Hackers get into Dropbox developer accounts on GitHub, access 130 code repositories and more

Online storage giant Dropbox announced this week that a phishing campaign targeting its developers was successful, allowing hackers to gain access to the company’s GitHub accounts.

In a statement on Tuesday, Dropbox said the hackers were able to copy 130 code repositories and gain access to credentials as well as information on Dropbox employees, current and past customers, sales leads, and vendors.

“These repositories included our own copies of third-party libraries slightly modified for use by Dropbox, internal prototypes, and some tools and configuration files used by the security team. Importantly, they did not include code for our core apps or infrastructure. Access to those repositories is even more limited and strictly controlled,” Dropbox said. 

Dropbox said it has notified any users affected by the incident and explained that they were first alerted to the issue on October 14 when GitHub told them they were seeing “suspicious behavior that began the previous day.”

Dropbox traced the issue back to CircleCI — a platform used by developers for a variety of purposes. Dropbox developers can use their GitHub credentials to login to CircleCI. 

In early October, Dropbox said its employees received phishing emails impersonating CircleCI. The emails took employees to a fake CircleCI login page where the hackers obtained usernames, passwords and hardware authentication keys.

“At no point did this threat actor have access to the contents of anyone’s Dropbox account, their password, or their payment information. To date, our investigation has found that the code accessed by this threat actor contained some credentials—primarily, API keys—used by Dropbox developers,” the company said. 

Outside forensic experts were hired to help with the investigation and the hacker’s access to the GitHub accounts was disabled the day they were informed of the issue. Dropbox noted that regulators and law enforcement were notified of the issue. 

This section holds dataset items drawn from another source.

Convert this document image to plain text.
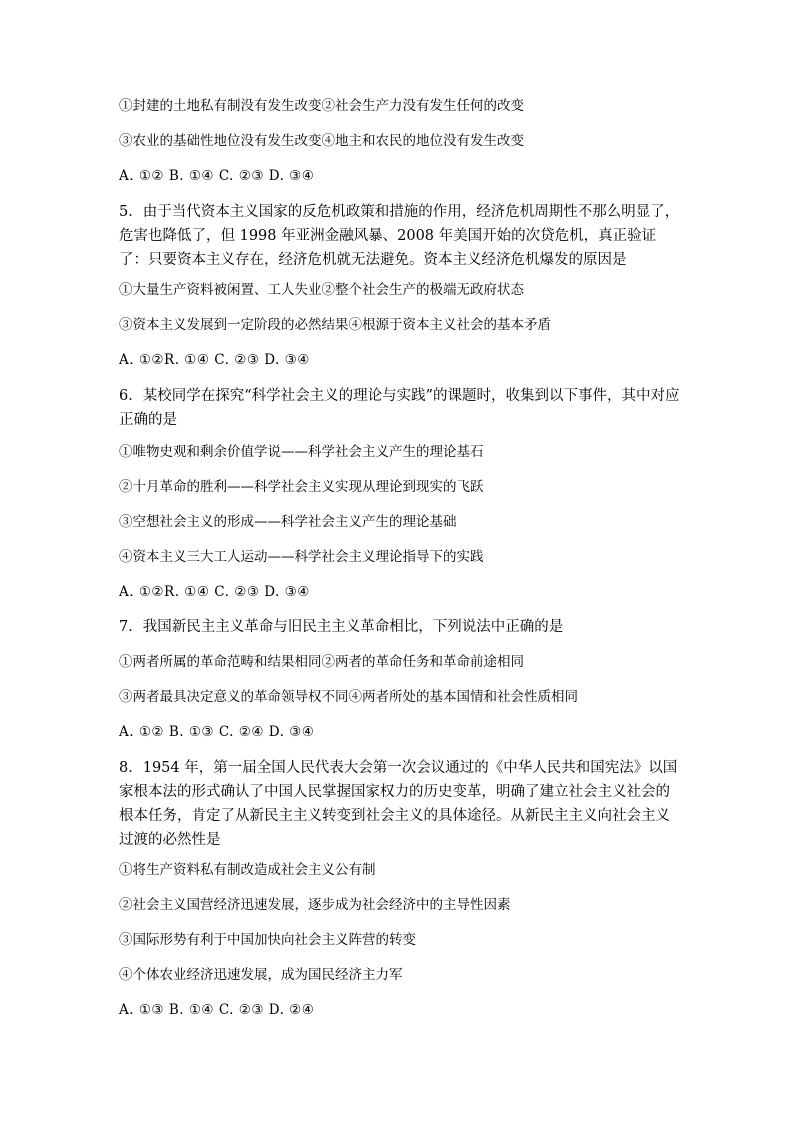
①封建的土地私有制没有发生改变②社会生产力没有发生任何的改变
③农业的基础性地位没有发生改变④地主和农民的地位没有发生改变
A. ①② B. ①④ C. ②③ D. ③④
5．由于当代资本主义国家的反危机政策和措施的作用，经济危机周期性不那么明显了，危害也降低了，但 1998 年亚洲金融风暴、2008 年美国开始的次贷危机，真正验证了：只要资本主义存在，经济危机就无法避免。资本主义经济危机爆发的原因是
①大量生产资料被闲置、工人失业②整个社会生产的极端无政府状态
③资本主义发展到一定阶段的必然结果④根源于资本主义社会的基本矛盾
A. ①②R. ①④ C. ②③ D. ③④
6．某校同学在探究“科学社会主义的理论与实践”的课题时，收集到以下事件，其中对应正确的是
①唯物史观和剩余价值学说——科学社会主义产生的理论基石
②十月革命的胜利——科学社会主义实现从理论到现实的飞跃
③空想社会主义的形成——科学社会主义产生的理论基础
④资本主义三大工人运动——科学社会主义理论指导下的实践
A. ①②R. ①④ C. ②③ D. ③④
7．我国新民主主义革命与旧民主主义革命相比，下列说法中正确的是
①两者所属的革命范畴和结果相同②两者的革命任务和革命前途相同
③两者最具决定意义的革命领导权不同④两者所处的基本国情和社会性质相同
A. ①② B. ①③ C. ②④ D. ③④
8．1954 年，第一届全国人民代表大会第一次会议通过的《中华人民共和国宪法》以国家根本法的形式确认了中国人民掌握国家权力的历史变革，明确了建立社会主义社会的根本任务，肯定了从新民主主义转变到社会主义的具体途径。从新民主主义向社会主义过渡的必然性是
①将生产资料私有制改造成社会主义公有制
②社会主义国营经济迅速发展，逐步成为社会经济中的主导性因素
③国际形势有利于中国加快向社会主义阵营的转变
④个体农业经济迅速发展，成为国民经济主力军
A. ①③ B. ①④ C. ②③ D. ②④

The company said it is rolling out several new security measures to better protect their developers. 

Nick Rago, field CTO at Salt Security, told The Record that it is unclear from the incident notification what the stolen API keys were used for, what systems they connected to and the extent of the data and functional access the threat actor would have with those API keys. 

“Static API keys and other important credentials used by app developers should be secured in some manner and not stored in plain text as part of any ‘at rest’ application source code,” he said. 

Other experts said the statement from Dropbox was vague because “130 repositories” could contain large amounts of information. 

Keeper Security CTO Craig Lurey noted that this incident is representative of a larger issue many companies have: managing IT secrets.

Hardcoded credentials – user IDs and passwords written directly into source code – are notoriously insecure, yet maddeningly common, Lurey explained, noting that they’re seen in industrial control systems used to run manufacturing lines, utilities, and critical infrastructure, as well as major software companies and all manner of IoT devices.

Theon Technology’s Eric Cole said the attack was curious because of how targeted it was — rarely do hackers target a company in this way without a specific goal in mind. 

“Dropbox is making this sound like it was just a casual attack and no real damage happened, but very rarely is that true,” he said.   

Either the attacker did indeed compromise sensitive data and it was not discovered yet or information was taken that can be used for extortion or ransom payments.”